Clearly, the city was in the wrong with this lockout, and that what the LRB ruled, but the powers that be in the city administration just couldn't accept "losing".
They doubled down by immediately issuing a new lockout notice to the transit union.
“My first thought is ‘Oh my goodness, they’re going to do this to the citizens of Saskatoon again,’ ” ATU local 615 president Jim Yakubowski told reporters outside City Hall Saturday morning. “They don’t deserve that, nor do our members deserve this.” And the people are furious:
I am profoundly disappointed in @cityofsaskatoon.
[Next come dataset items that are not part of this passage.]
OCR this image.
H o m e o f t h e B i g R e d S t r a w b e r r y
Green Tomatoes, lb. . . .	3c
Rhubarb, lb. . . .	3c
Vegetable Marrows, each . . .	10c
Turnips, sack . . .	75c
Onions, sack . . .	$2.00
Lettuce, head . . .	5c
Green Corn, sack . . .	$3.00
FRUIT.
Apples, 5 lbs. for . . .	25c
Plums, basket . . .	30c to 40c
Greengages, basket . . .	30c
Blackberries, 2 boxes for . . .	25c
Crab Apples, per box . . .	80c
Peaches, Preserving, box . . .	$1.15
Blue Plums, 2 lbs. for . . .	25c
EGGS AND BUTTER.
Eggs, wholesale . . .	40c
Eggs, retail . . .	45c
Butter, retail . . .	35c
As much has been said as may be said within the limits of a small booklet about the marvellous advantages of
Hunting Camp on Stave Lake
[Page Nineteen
They missed an opportunity to fix this mess: http://t.co/0021cbEILX #yxetransit #yxecc

— Tracey Mitchell (@TMitchSK) October 18, 2014

The City of Saskatoon's actions toward their employees and citizens have reached indefensible levels. I am ashamed. #yxe #yxetransit

— Paul Thompson (@paulbthompson) October 18, 2014

#yxecc, the students at #uSask deserve much better leadership from you. This has cost #yxe enough. End this nonsense. #yxetransit

— USSU Executive (@USSUExec) October 18, 2014

@cityofsaskatoon/#yxecc have issued another lockout on #yxetransit. #yxe, this isn't leadership. It's politics at the expense of the people.

— Jordan Sherbino (@JordanSherbino) October 18, 2014
I don't know how this will end now, but it isn't going to be pretty.